Dans un colloque virtuel avec des prêtres canadiens, le spécialiste parisien de la géopolitique Jean-Baptiste Noé a expliqué que le pape peut faire ce qu'aucun autre dirigeant mondial ne peut faire. Il est le premier pape à se rendre en Irak, l'un des berceaux du christianisme, pour réconforter son peuple crucifié, et le 6 mars, il a eu la troisième grande rencontre personnelle de son pontificat, cette fois avec l'ayatollah chiite Al-Sistani. Ici vous pouvez voir des indices sur le diplomate Francis.
Un bâtisseur de ponts
Le Pontife, véritable bâtisseur de ponts, cherche, dans ses rencontres et ses voyages, à dialoguer, à consoler les affligés, à défendre la liberté religieuse et la liberté des catholiques. Il veut mettre en avant ceux qui sont passés à travers les mailles de l'opinion publique.
Aucun autre chef d'État n'aurait pu visiter l'Irak d'aujourd'hui comme l'a fait François. C'était une grande fierté pour les Irakiens de pouvoir l'accueillir en toute sécurité. L'ayatollah Al-Sistani, âgé de 90 ans, n'apparaît publiquement avec personne d'autre que François. Noé a rappelé que les rencontres de François avec le Grand Imam égyptien Ahmed el-Tayyeb, et surtout leur signature conjointe, il y a deux ans à Abu Dhabi, de l'accord de coopération entre les deux pays.

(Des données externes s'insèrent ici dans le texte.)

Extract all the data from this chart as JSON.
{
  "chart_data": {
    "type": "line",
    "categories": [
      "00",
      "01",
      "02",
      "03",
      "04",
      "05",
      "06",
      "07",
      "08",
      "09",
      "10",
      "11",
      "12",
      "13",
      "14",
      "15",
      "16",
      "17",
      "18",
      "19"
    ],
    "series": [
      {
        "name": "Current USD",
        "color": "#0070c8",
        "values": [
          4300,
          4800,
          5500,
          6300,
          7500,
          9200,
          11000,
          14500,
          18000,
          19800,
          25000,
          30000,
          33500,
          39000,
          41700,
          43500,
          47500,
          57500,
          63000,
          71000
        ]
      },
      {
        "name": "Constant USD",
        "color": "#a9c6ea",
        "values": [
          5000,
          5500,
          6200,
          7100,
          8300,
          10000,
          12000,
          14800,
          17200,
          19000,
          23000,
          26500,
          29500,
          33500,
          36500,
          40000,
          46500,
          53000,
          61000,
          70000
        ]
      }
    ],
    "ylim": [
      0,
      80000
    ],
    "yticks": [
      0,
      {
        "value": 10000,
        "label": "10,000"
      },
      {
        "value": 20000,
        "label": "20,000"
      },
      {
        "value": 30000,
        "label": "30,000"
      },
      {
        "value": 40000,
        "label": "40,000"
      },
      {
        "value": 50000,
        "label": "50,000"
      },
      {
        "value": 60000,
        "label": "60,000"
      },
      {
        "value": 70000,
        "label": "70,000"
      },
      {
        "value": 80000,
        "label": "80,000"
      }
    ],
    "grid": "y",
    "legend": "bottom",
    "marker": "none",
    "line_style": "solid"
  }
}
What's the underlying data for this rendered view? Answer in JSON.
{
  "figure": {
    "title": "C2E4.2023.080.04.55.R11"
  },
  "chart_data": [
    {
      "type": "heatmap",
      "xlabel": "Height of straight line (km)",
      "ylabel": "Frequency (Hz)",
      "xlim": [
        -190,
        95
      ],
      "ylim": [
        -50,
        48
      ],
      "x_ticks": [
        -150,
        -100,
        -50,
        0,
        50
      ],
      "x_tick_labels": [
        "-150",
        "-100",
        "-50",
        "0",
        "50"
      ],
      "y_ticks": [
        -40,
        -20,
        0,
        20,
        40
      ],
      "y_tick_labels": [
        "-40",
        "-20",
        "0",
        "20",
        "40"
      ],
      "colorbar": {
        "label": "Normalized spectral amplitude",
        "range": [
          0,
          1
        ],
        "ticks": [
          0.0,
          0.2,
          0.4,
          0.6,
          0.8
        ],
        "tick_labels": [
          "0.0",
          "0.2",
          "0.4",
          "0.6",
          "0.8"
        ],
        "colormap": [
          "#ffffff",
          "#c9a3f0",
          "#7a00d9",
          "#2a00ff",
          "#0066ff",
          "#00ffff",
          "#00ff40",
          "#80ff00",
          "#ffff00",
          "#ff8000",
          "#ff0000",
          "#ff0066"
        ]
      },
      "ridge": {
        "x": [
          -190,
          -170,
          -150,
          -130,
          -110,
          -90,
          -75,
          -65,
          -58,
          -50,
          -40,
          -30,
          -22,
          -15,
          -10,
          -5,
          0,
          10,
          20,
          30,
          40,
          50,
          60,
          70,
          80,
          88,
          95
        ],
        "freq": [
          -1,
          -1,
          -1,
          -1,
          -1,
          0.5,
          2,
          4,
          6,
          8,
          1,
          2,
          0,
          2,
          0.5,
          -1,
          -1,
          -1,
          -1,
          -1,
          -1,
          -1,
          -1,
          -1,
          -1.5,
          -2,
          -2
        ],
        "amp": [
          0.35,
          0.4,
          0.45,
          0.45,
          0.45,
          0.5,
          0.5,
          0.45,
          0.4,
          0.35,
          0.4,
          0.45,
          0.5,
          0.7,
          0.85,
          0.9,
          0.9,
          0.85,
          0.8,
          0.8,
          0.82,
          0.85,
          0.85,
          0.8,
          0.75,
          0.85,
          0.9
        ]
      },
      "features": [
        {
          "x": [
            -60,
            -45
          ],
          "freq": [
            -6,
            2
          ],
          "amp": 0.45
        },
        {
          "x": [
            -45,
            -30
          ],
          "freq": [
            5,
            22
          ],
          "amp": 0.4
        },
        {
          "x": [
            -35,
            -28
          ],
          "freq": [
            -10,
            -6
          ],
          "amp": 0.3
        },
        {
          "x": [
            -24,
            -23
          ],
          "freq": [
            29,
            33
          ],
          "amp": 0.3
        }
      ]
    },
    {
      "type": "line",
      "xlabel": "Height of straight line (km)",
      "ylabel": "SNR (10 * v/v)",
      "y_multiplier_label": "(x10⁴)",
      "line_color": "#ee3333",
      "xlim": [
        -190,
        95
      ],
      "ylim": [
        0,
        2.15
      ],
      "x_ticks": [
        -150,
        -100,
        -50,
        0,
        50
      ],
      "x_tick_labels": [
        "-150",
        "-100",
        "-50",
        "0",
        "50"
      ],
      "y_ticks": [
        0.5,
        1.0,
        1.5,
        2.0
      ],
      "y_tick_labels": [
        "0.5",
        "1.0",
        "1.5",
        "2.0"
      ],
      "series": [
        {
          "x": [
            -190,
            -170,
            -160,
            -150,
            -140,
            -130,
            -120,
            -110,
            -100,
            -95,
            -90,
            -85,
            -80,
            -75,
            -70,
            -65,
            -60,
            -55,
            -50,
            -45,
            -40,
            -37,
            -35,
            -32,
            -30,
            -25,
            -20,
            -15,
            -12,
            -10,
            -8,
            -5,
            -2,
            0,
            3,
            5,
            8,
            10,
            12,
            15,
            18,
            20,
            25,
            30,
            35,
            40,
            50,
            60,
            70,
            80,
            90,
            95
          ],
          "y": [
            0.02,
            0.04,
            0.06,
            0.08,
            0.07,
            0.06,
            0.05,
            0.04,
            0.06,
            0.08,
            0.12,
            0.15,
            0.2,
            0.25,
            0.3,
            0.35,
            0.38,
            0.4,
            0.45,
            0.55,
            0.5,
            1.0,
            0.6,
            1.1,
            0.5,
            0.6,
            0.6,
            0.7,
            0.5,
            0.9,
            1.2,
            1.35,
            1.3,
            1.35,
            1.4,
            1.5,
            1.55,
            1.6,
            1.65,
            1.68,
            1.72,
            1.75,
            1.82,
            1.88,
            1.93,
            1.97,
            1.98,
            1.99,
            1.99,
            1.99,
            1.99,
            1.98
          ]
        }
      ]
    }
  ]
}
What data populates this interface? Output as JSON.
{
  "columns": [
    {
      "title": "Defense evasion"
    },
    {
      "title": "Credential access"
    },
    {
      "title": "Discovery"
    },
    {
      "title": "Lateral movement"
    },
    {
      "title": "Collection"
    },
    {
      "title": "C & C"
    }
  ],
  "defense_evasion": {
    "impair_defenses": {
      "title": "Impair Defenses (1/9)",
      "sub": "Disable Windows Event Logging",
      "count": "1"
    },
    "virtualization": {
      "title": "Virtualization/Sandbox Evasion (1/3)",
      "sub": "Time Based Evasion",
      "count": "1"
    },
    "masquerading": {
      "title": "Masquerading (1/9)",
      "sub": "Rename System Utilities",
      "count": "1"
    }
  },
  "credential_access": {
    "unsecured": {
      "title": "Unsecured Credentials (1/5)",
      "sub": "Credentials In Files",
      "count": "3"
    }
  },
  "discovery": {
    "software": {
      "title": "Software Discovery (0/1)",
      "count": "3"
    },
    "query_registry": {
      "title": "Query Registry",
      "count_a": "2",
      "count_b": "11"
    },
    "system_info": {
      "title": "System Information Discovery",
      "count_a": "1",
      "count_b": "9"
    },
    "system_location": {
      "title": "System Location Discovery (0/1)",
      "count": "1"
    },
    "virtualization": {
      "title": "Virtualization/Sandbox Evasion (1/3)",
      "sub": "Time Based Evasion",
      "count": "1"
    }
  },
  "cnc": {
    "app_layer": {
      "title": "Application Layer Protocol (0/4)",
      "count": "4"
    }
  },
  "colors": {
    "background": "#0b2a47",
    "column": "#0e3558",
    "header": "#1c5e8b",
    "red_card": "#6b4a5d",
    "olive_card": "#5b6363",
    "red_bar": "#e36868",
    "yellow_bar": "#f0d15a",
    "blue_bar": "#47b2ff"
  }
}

Document sur la fraternité humaineLa rencontre avec Al-Sistani, il y a un mois, a créé un pont vers l'islam chiite.
Nuncios : les premiers diplomates modernes
À 37 ans, Noé excelle déjà dans son domaine : il est professeur d'université, écrivain prolifique, rédacteur en chef de la revue Conflitset directeur de l'Institut de Géopolitique Orbis. Il a donné une introduction magistrale à la diplomatie du Vatican. Il a expliqué que les nonces étaient les premiers diplomates modernes et que l'Académie pontificale ecclésiastique était la première au monde à former des diplomates.
Aujourd'hui, seuls cinq pays n'ont pas de relations diplomatiques avec le Vatican, qui est l'un des États les mieux informés de ce qui se passe "sur le terrain" dans le monde. Il a donné comme exemple que, dans ses mémoires, un ancien ambassadeur japonais au Vatican s'est souvenu que son poste d'ambassadeur au Vatican a marqué sa carrière diplomatique, parce que c'est à Rome que tous, les puissants comme les impuissants, font leur pèlerinage.
A force de charisme et d'intelligence
Comme Noé l'explique dans son livre François le diplomate (Éditions Salvator, 2019), Depuis son élection il y a huit ans, François a agi avec rapidité et efficacité sur la scène mondiale. Il a réconcilié Cuba et les États-Unis de manière spectaculaire. Il a rendu visite à des réfugiés sur l'île de Lesbos. Sans expérience diplomatique préalable, contrairement à ses prédécesseurs Pie XII, Jean XXIII et Paul VI, François s'est imposé avec charisme et intelligence comme un interlocuteur privilégié des dirigeants mondiaux.
Bien sûr, depuis plus d'un millénaire et demi, de nombreux papes ont joué un rôle "international" à bien des égards. Le pape argentin, malgré les turbulences que l'Église a traversées, parvient à renforcer l'influence mondiale du Vatican. Sa "politique étrangère" poursuit une mission d'évangélisation par d'autres moyens.
Une diplomatie neutre, mais pas impartiale
Noah a défendu la controversée et secrète Accord intérimaire entre le Saint-Siège et la Chine sur la nomination des évêques (signé en 2018 et prolongé en 2020) : "très mauvais mais très nécessaire". Pourquoi ? Parce que le Vatican fait le pari qu'il peut "desserrer l'étau" de la persécution religieuse en Chine centrale. L'accord n'a pas résolu les problèmes, comme le président chinois Xi Jinping se moque du pape. Mais mieux vaut quelque chose de mauvais que rien, la diplomatie étant très limitée avec un gouvernement tyrannique.
La diplomatie du Saint-Siège est neutre mais pas impartiale. Il recherche la paix. Par exemple, Jean-Paul II a empêché une guerre entre l'Argentine et le Chili à cause d'un différend frontalier et, beaucoup plus près dans le temps, François a recherché la paix, naturellement et de manière neutre, dans une guerre récente : la deuxième guerre du Haut-Karabakh (septembre-novembre 2020) entre l'Azerbaïdjan et l'Arménie.